I don't know if anyone has made these before, but I didn't find any in a search, although it seems like someone should have tried it by now. So I did and they're great! Everyone loves them, even my wife, who usually doesn't like hot spicy food at all.

I used a basic snack stick recipe I got from this site which is a good one although I don't remember who posted it. I changed it a little. I'm not sure yet if all the ingredients are really needed because the wing sauce overpowers most of it , I think. These are sweet with a little heat.

I used 4 lbs venison ground and 2lb of fatty pork.

2 1/2T salt

1tsp cure#1

2 1/2T powdered dextrose

1 1/2 cups brown sugar

1/2tsp apple liquid smoke

1 1/2tsp celery powder

1 1/2tsp nutmeg

2tsp cayenne pepper

1/2 tsp cinnamon  ( I read it takes some of the bitterness of cayenne away)

1/4 cup water

1/2 cup non fat dry milk

12oz of buffalo wing sauce (this was a random guess)

I stuffed them into 23mm collagen casings

BTW: I seems to me that how hot these are perceived to be is based on each persons tolerance to spices.

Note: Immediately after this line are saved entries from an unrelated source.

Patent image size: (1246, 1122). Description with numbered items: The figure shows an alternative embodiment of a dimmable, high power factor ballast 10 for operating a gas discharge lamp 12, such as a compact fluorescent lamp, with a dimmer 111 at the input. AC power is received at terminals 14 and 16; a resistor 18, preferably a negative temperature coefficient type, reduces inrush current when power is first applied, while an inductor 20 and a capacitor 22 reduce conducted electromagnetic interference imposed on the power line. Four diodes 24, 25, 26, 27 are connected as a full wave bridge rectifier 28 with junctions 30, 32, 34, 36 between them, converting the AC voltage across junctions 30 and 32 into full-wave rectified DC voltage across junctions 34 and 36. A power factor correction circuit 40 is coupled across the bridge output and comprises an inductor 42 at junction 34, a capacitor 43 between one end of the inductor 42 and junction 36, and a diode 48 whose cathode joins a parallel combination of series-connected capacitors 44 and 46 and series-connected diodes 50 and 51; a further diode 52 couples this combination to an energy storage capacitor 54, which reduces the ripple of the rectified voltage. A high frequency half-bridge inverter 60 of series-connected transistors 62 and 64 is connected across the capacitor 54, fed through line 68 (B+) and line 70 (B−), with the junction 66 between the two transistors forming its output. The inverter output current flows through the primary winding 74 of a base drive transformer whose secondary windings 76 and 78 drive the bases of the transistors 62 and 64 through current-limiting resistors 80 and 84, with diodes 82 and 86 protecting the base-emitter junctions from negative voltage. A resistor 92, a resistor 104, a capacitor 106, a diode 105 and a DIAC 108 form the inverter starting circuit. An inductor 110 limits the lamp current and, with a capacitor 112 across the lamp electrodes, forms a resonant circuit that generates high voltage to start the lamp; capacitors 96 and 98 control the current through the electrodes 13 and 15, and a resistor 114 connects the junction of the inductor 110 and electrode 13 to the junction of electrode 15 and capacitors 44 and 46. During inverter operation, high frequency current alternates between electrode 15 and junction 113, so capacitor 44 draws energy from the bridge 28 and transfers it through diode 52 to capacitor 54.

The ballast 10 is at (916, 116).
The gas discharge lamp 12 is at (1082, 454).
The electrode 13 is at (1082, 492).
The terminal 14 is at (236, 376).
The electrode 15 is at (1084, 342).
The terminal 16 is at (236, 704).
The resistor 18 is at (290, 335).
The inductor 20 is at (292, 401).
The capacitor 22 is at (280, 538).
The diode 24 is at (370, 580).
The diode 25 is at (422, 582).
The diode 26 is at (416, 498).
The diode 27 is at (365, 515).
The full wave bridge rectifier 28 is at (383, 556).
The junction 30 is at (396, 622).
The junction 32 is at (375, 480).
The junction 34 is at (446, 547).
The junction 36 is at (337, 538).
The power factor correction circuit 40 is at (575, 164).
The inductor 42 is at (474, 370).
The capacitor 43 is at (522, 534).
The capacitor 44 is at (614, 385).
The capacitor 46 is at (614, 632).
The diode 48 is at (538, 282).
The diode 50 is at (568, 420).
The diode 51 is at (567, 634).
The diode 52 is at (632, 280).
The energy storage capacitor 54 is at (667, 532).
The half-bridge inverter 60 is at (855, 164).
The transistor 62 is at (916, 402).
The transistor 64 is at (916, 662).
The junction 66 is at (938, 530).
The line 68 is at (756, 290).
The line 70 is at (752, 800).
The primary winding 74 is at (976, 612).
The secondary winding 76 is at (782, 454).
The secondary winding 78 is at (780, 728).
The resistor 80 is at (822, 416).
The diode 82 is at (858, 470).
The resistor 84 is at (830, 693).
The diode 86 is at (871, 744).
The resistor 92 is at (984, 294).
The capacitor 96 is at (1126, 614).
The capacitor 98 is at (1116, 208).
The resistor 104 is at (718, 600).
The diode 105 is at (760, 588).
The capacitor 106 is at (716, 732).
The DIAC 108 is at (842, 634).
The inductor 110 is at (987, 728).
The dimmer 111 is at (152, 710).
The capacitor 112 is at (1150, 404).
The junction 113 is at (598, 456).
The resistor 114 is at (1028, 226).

I think they are hot, but a lot of other people don't. I'm just sayin'. Temper your expectations maybe. Like I said though, everyone really liked them.

Sorry for no Q view. Currently, I have 10lbs of skinless smoked venison sausage in the smoker stuffed in 31mm cellulose casings and made with hot dog/weiner seasoning I got from the Sausage Maker. Another experiment. I'm calling it sausage because I didn't emulsify the meat.


----------